Le réalisateur Andrew Silke de Yellowknife se rendra au 65e Festival de Cannes, en France, pour la présentation de son court-métrage, Amelia.
Le festival d’art cinématographique de Cannes est à la France ce que les Oscars sont à Hollywood : un rêve. Un merveilleux rêve de réalisateur qui se concrétisera pour Andrew Silke.
Le jeune homme de 25 ans, résident de Yellowknife, assistera à la présentation de son court-métrage, Amelia, sur la Croisette. Sa deuxième œuvre à titre professionnel n’est pas en compétition, mais la visibilité qu’offre Cannes lui ouvrira certainement plusieurs portes.
« Je suis extrêmement excité. C’est fou. Je suis à la fois nerveux et excité. Je ne sais pas vraiment à quoi m’attendre. Je ne suis jamais allé en France », confie le réalisateur.

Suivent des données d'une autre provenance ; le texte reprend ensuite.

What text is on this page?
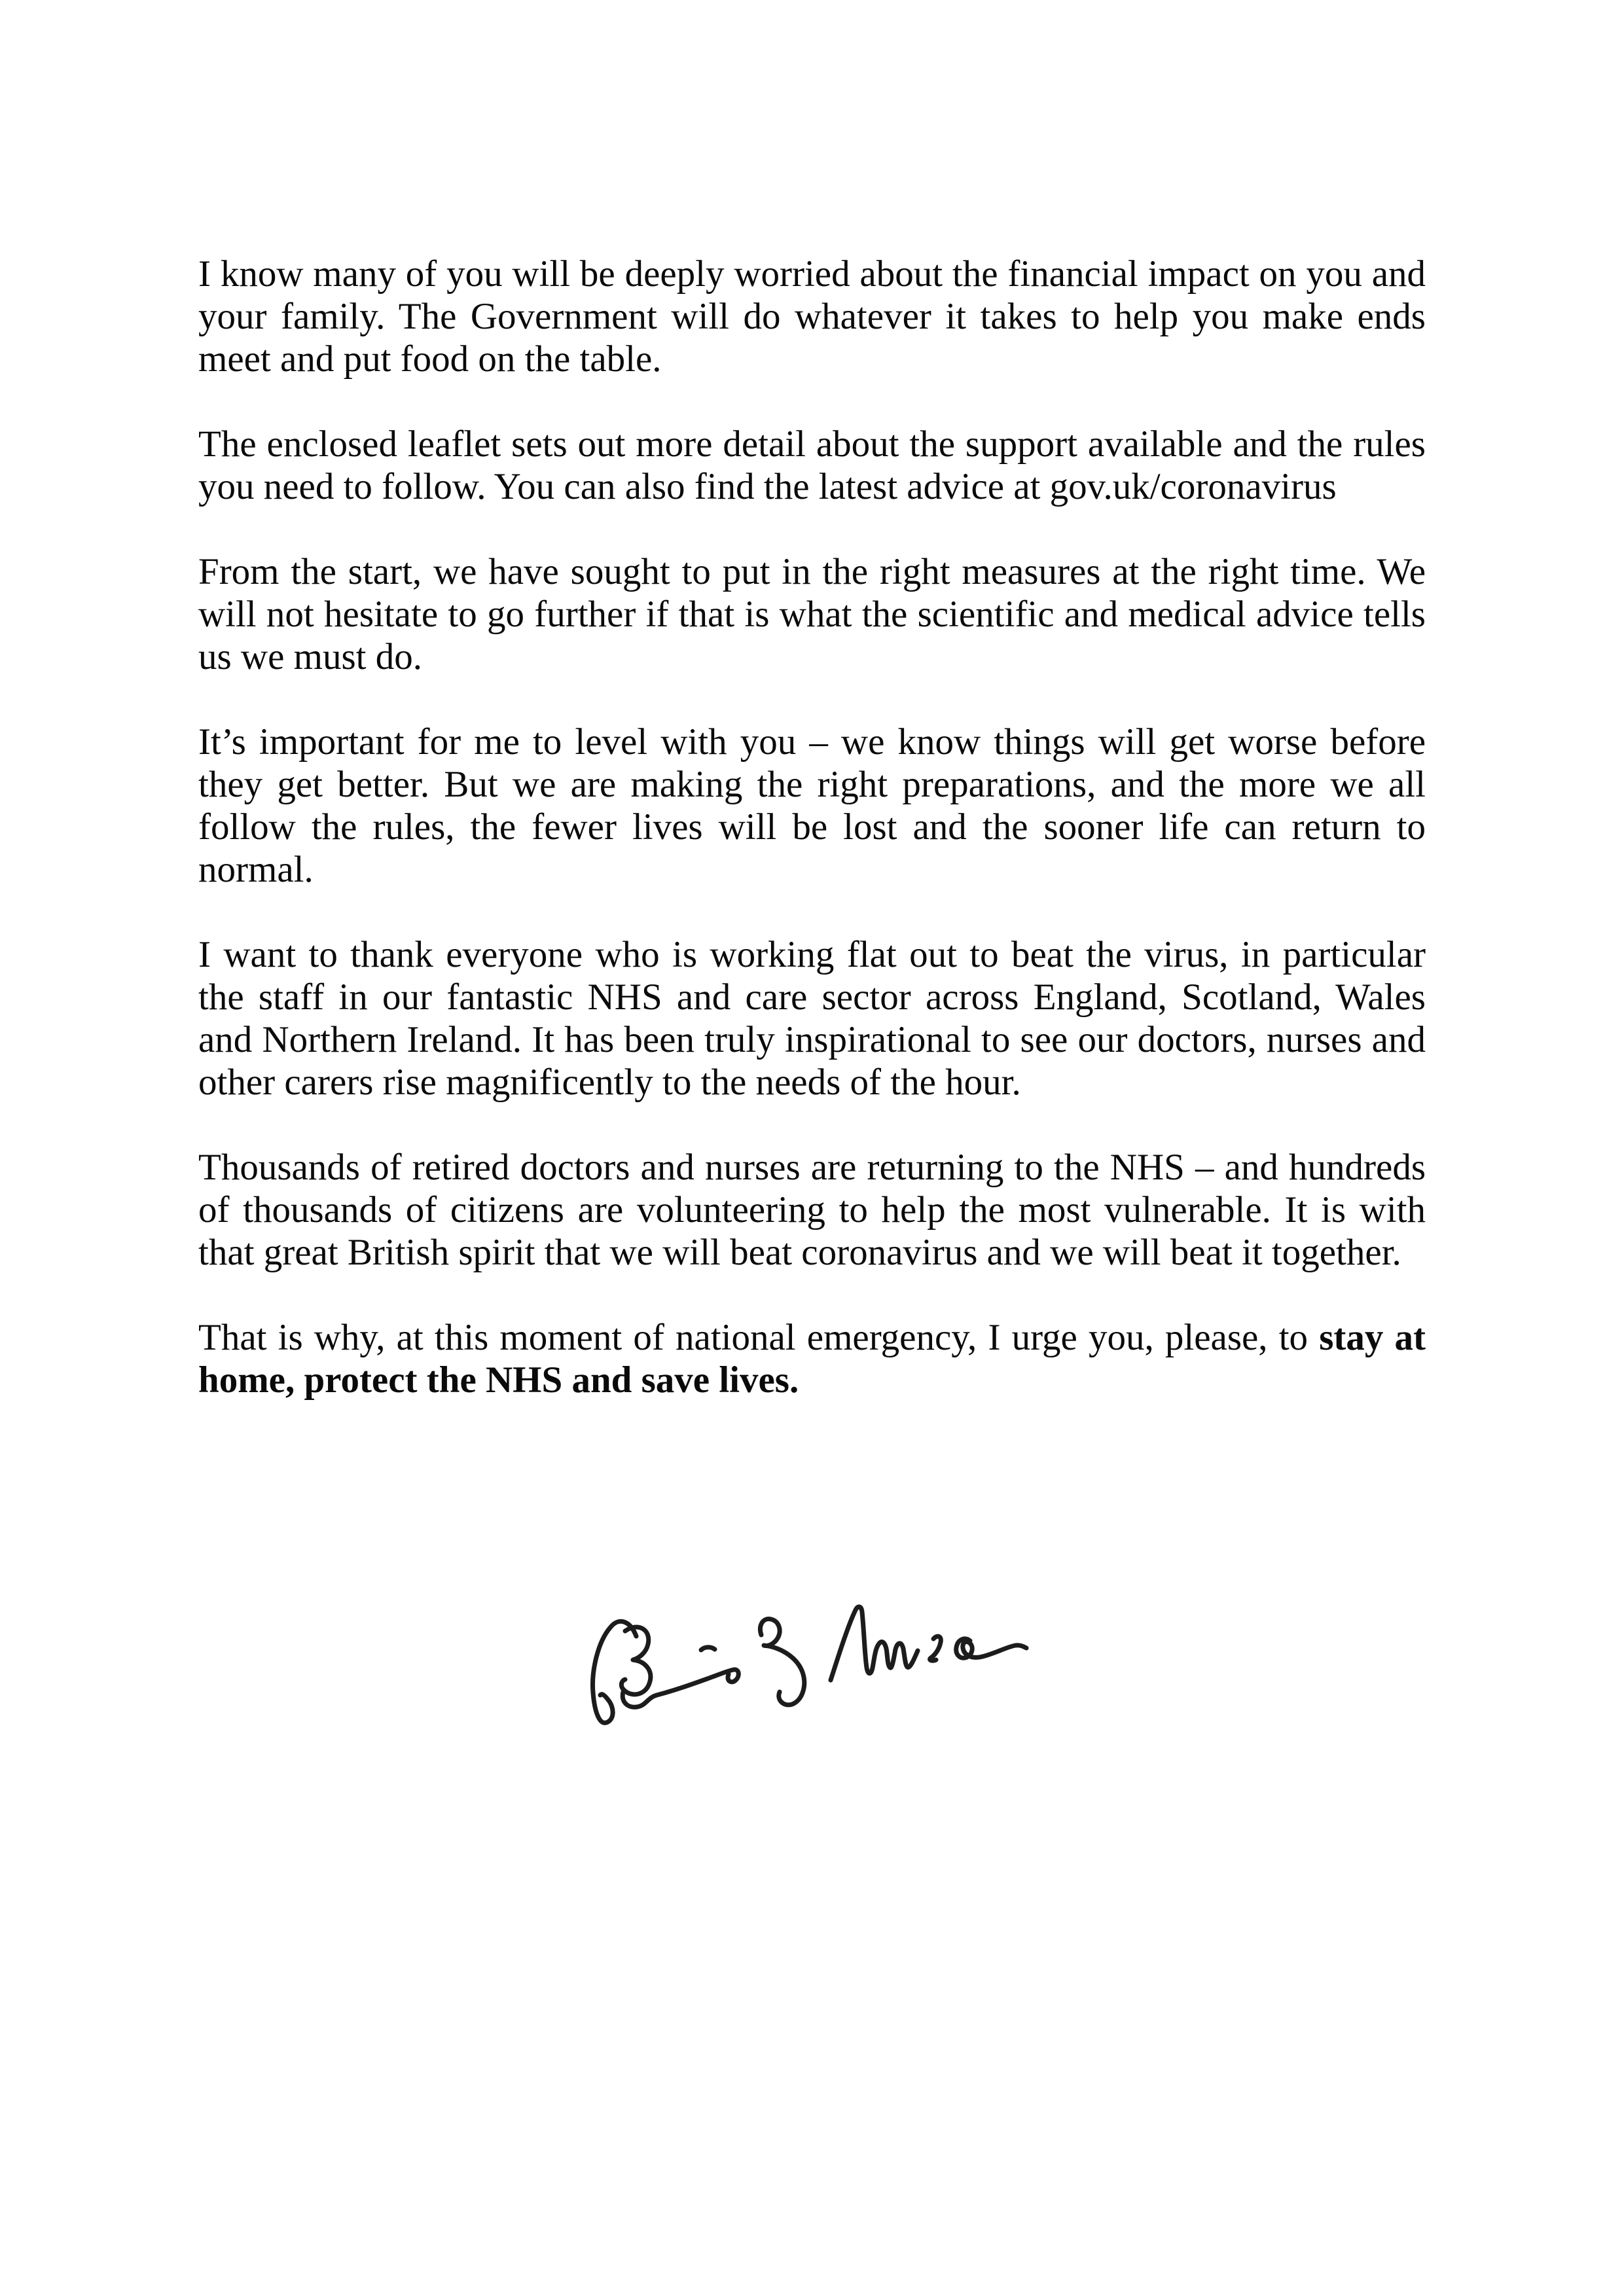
I know many of you will be deeply worried about the financial impact on you and your family. The Government will do whatever it takes to help you make ends meet and put food on the table.

The enclosed leaflet sets out more detail about the support available and the rules you need to follow. You can also find the latest advice at gov.uk/coronavirus

From the start, we have sought to put in the right measures at the right time. We will not hesitate to go further if that is what the scientific and medical advice tells us we must do.

It’s important for me to level with you – we know things will get worse before they get better. But we are making the right preparations, and the more we all follow the rules, the fewer lives will be lost and the sooner life can return to normal.

I want to thank everyone who is working flat out to beat the virus, in particular the staff in our fantastic NHS and care sector across England, Scotland, Wales and Northern Ireland. It has been truly inspirational to see our doctors, nurses and other carers rise magnificently to the needs of the hour.

Thousands of retired doctors and nurses are returning to the NHS – and hundreds of thousands of citizens are volunteering to help the most vulnerable. It is with that great British spirit that we will beat coronavirus and we will beat it together.

That is why, at this moment of national emergency, I urge you, please, to stay at home, protect the NHS and save lives.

C’est grâce à un concours de Téléfilm Canada qu’Andrew Silke pourra présenter son film de l’autre côté de l’Atlantique. Vingt-cinq courts-métrages ont été sélectionnés afin de promouvoir l’industrie canadienne du film à l’étranger.
« Mon film est un drame. Cela raconte l’histoire d’une mère qui, à la suite de la naissance de son bébé, soupçonne sa fille de 10 ans de vouloir faire du mal au nouveau-né », explique le cinéaste.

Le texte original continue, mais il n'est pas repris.